To achieve better understanding and advocacy, the following organizations provide useful resources on their website:
These three online communities create and offer the right opportunities for parents and teachers to support and help children with invisible disabilities. Below, we consider their individual contributions.
Three Resources for Understanding Learning Differences
LDA offers information on the different types of invisible disabilities and their related disorders. They further provide articles and publications that break down these disorders into simple easy-to-understand bits for parents as well as teachers.
Also, on this page, parents can find printable guides and leaflets that teach parents what their children are going through and how they can help them succeed. Laying your hands on these resources will empower you. Furthermore, they will help you advocate for your child with in their school and social settings.
Understood allows you to find tools, resources, articles, expert advice, and other helpful information related to disabilities. You can join discussions or read the experiences of other parents. With the ideas on this site, feel less clueless and alone about helping your child handle a challenge.

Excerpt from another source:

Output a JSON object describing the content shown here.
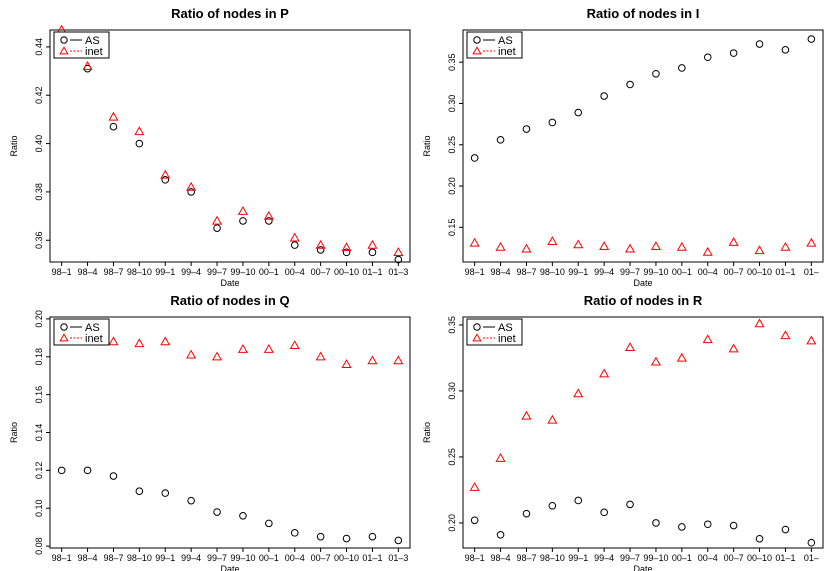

CHADD -Children and Adults with Attention-Deficit/Hyperactivity Disorder
CHADD focuses on providing insight on ADHD for adults, educators, and professionals. You can become a member for $5 and receive newsletters and updates on events which revolve around ADHD. Best of all, you can talk to a specialist or locate a group near you. CHADD was one of the first organizations I joined as a parent, and has provided me with a wealth of support and information about the needs of students with ADHD. Guess what- they aren’t all challenges!
You can also find certified ADHD Coaches to help your family members who need support. Note, that CHADD does not screen the services and certification of businesses on their directory-so make sure you screen the individuals you contact.
The Bottom Line:
Advocating for your child or student is vitally important to the well being of the child. The more you understand the unique needs of students with learning differences, the more you can help them flourish in the classroom.
Academic coaching can also help you understand how students with invisible disabilities behave and how to help them succeed despite their difficulties. Schedule a call to see if Academic Coaching is a good fit. In addition, take advantage of the resources on the websites described above.
Finally, rest assured that you’re not alone. With the right knowledge and support, students with learning difficulties will be successful – and that will be because they have a team that is committed to helping others understand their awesomeness.